17/01/2001 - 10:00
O mar em ressaca nos Estados Unidos não deve provocar mais do que um enjôo aqui, outro ali, no navegar da economia brasileira ao longo deste ano. Assim pensam os economistas dos cinco principais bancos de investimento do mundo. JP Morgan, Warburg Dillon Read, Deutsche, Merrill Lynch e Morgan Stanley Dean Witter reduziram recentemente suas projeções para o crescimento do PIB dos EUA. Os dois primeiros o fizeram antes mesmo de o Banco Central americano diminuir a taxa de juros em 0,5 ponto percentual, na primeira semana de janeiro, já antevendo que não haveria outro jeito de enfrentar a queda no ritmo de atividade industrial. Mas as previsões para o crescimento do PIB brasileiro foram mantidas ao redor de 4% – aliás, um percentual próximo ao da previsão oficial de 4,5%.
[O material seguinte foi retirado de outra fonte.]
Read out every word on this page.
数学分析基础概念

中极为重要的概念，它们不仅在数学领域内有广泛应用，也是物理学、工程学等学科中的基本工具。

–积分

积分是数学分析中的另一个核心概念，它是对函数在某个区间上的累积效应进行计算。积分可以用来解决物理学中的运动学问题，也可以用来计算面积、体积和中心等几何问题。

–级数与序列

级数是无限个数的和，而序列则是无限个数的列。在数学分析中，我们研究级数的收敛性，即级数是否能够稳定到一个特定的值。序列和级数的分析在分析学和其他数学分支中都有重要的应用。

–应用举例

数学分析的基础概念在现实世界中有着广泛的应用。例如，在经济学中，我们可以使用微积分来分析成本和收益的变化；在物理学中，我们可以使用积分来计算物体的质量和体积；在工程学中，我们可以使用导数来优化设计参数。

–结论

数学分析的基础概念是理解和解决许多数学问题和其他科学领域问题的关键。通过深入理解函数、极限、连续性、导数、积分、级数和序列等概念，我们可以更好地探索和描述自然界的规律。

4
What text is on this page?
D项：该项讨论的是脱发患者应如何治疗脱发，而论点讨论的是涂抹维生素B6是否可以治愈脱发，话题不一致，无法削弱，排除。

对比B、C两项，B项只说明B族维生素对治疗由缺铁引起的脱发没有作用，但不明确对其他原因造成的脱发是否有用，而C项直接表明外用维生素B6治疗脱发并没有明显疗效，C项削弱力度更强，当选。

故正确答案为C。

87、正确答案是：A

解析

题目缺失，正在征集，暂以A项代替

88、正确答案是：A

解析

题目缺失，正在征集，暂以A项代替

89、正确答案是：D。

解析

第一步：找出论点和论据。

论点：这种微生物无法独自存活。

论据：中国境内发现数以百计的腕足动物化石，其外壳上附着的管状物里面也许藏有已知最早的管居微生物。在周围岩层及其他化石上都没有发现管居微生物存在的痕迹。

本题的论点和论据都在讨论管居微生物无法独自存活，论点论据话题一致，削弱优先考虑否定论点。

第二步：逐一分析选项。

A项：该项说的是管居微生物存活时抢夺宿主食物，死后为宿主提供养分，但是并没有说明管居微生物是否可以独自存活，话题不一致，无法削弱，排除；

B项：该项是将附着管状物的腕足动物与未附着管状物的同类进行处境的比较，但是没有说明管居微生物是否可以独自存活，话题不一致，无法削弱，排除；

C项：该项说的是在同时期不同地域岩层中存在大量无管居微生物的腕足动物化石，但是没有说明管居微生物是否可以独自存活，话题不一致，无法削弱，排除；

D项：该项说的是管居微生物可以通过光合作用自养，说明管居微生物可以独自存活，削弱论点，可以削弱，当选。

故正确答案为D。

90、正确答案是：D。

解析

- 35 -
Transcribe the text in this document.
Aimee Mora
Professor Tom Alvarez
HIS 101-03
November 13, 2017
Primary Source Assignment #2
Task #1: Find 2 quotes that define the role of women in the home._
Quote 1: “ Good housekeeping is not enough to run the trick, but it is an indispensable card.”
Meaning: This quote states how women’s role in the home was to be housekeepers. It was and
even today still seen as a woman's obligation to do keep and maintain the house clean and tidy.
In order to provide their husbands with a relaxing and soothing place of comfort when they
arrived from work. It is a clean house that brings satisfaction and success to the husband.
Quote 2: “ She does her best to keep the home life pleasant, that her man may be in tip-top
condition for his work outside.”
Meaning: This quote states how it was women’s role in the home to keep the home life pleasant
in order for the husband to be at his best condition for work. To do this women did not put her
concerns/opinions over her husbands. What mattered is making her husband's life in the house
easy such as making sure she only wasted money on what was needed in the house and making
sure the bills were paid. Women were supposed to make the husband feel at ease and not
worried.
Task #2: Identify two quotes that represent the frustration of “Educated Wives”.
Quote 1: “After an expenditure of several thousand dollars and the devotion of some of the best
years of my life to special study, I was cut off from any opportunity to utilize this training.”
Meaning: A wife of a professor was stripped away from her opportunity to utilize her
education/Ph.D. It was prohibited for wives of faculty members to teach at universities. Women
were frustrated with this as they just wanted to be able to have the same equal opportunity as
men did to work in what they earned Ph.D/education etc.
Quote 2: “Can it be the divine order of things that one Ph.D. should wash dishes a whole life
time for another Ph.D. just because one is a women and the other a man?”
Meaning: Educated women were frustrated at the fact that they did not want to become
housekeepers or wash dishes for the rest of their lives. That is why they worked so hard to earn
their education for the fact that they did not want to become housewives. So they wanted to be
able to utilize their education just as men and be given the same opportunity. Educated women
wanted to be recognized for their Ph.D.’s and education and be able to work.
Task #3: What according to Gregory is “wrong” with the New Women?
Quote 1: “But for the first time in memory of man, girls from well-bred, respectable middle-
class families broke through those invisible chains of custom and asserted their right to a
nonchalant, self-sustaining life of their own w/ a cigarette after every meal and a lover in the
Sensível – A maior parte dos bancos aposta numa desaceleração branda da economia dos EUA. Ou seja, o BC age rápido para recolocar a maior potência do planeta no eixo de prosperidade. Nada de crash nas Bolsas, quebradeira de empresas e desemprego explosivo. O Morgan Stanley, por enquanto, é o único a prever recessão. Estima uma queda do PIB americano de 1,25% no primeiro semestre de 2001, o que levaria a uma redução de 40% no ritmo de crescimento da economia mundial. Sumiriam US$ 32 bilhões da face da Terra.
O Brasil é um dos poucos países que não sofreram rebaixamento no crescimento estimado para este ano. “Não faz sentido”, disse a ISTOÉ Eduardo Cabrera, estrategista-chefe para a América Latina do banco Merrill Lynch. “O Brasil está entre os países mais sensíveis aos humores da economia mundial. Não dá para imaginar que saia ileso diante de uma recessão nos EUA”, setenciou Cabrera.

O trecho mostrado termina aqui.